Having a bit of time on my hands, and a long term interest in current affains, as well as a need to bring into the public domain some of the injustices perpetrated by the establishment in Scotland, in the name of child protection, I decided to turn my hand to writing regular comment. I spent over fifteen years writing the Spectator column in the local paper, commenting weekly on anything that happened to take my fancy that week or any time really, hence the name Spectator.

This blog will be written from the perspective of a hard line, uncomprimising Scottish Nationalist at a time when we could be entering one of the most important periods in my lifetime. Having spent over 35 years in the SNP between 1955 and December 1990, when I left over policy differences over the EU, my political commitment to the cause of Scottish independence has been life-long. I believe we could be in a period where we have the conditions for the "perfect storm". The SNP has an absolute majority in the Scottish Parliament, despite the voting system having been drawn up with the intention that such a thing could never happen. The Lib/Dems are deeply unpopular as a consequence of having gone into coalition with the Tories and, Labour and the Tories each have new female leaders.

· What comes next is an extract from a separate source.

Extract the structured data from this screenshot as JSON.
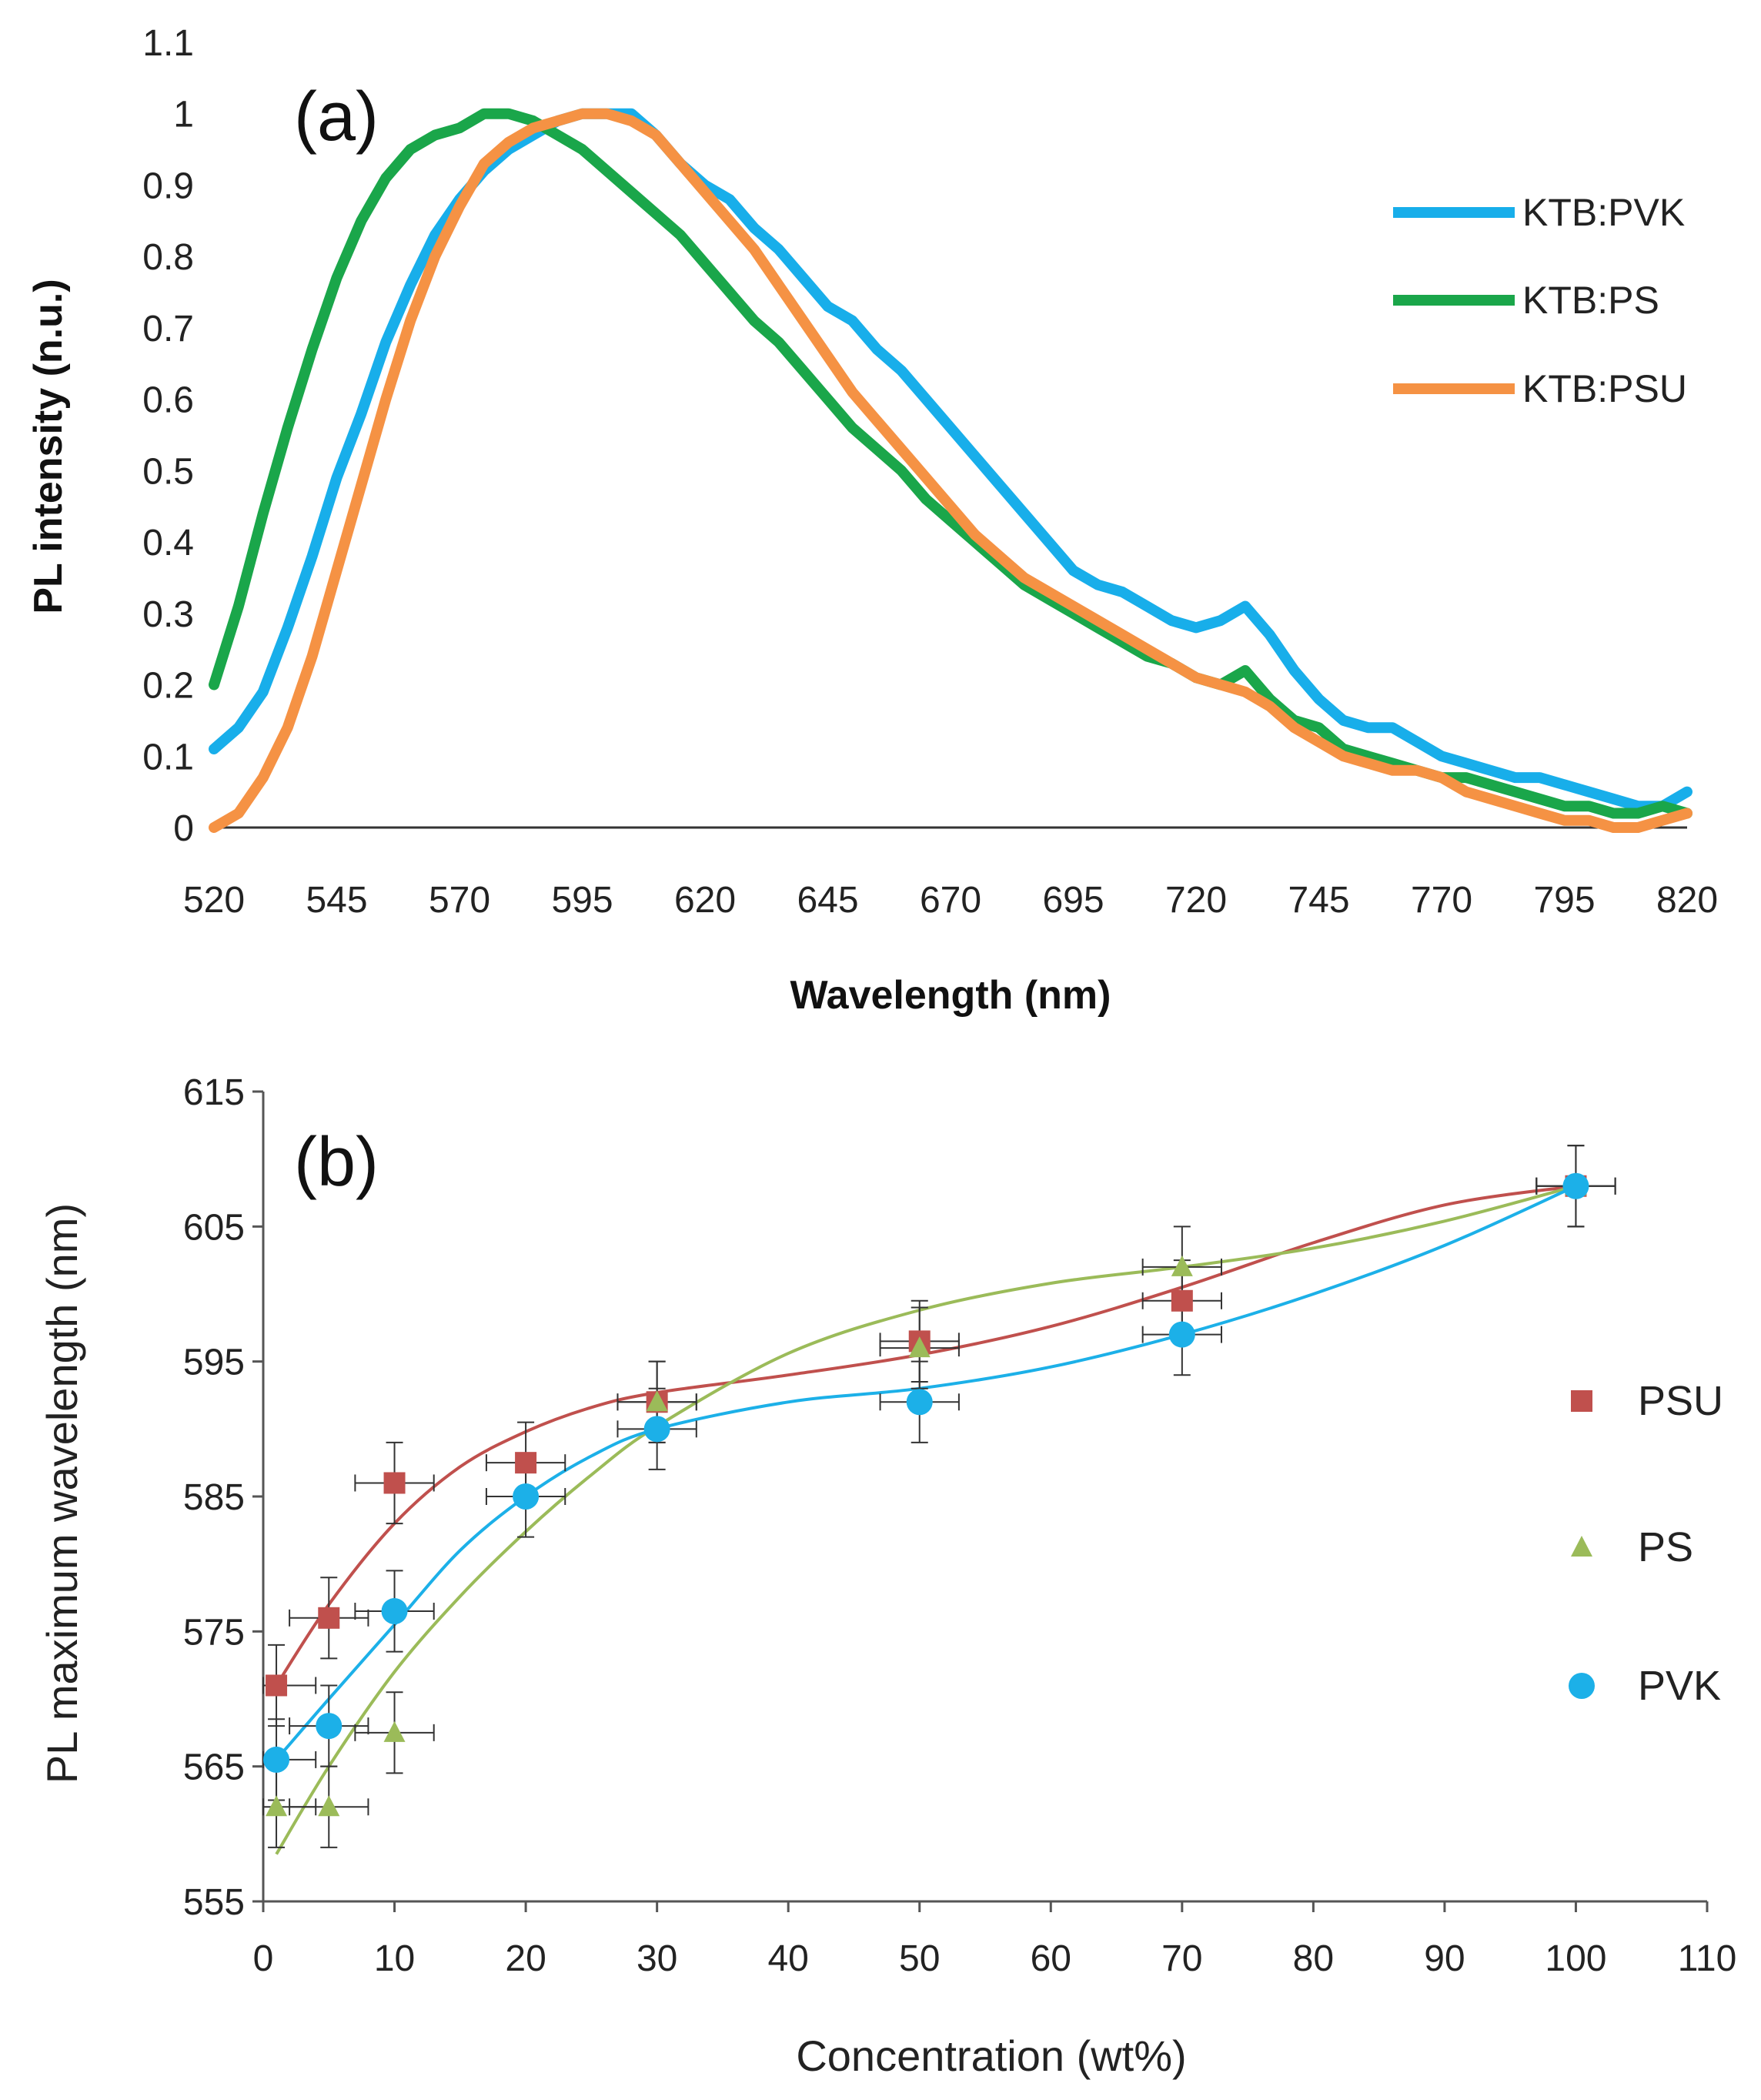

While we like to pride ourselves on having moved on from the time when women were considered to be inherently inferior to the male species, it is still a fact that any woman who aspires to do well, particularly in politics, will be set different hurdles and certainly be asked to mount higher hurdles than her male colleagues. At the moment neither leader gives the impression of having either the charisma or the ability to mount those hurdles and, thus the SNP has been presented with the best opportunity it has ever had, to take the Scottish people to independence. I do not feel confident that the party has the commitment to do that. I have known the party leadership, at its various levels, for well over thirty years in many cases and I know the history of the individuals involved. Some of them are what I would call Nationalists, with an inherent capacity to see the unfolding of events from a "Nationalist" viewpoint, while others are "economic Nationalists" by their own admission whose commitment to the freedom of Scotland no more than skin deep and would cease as soon as they believed it might cost them. Yet a few others are not Nationalists at all, believing that Devo?Max, as they call it now, is as far as Scotland needs to go to satisfy their ambitions for the country. I intend to comment regularly on all of that.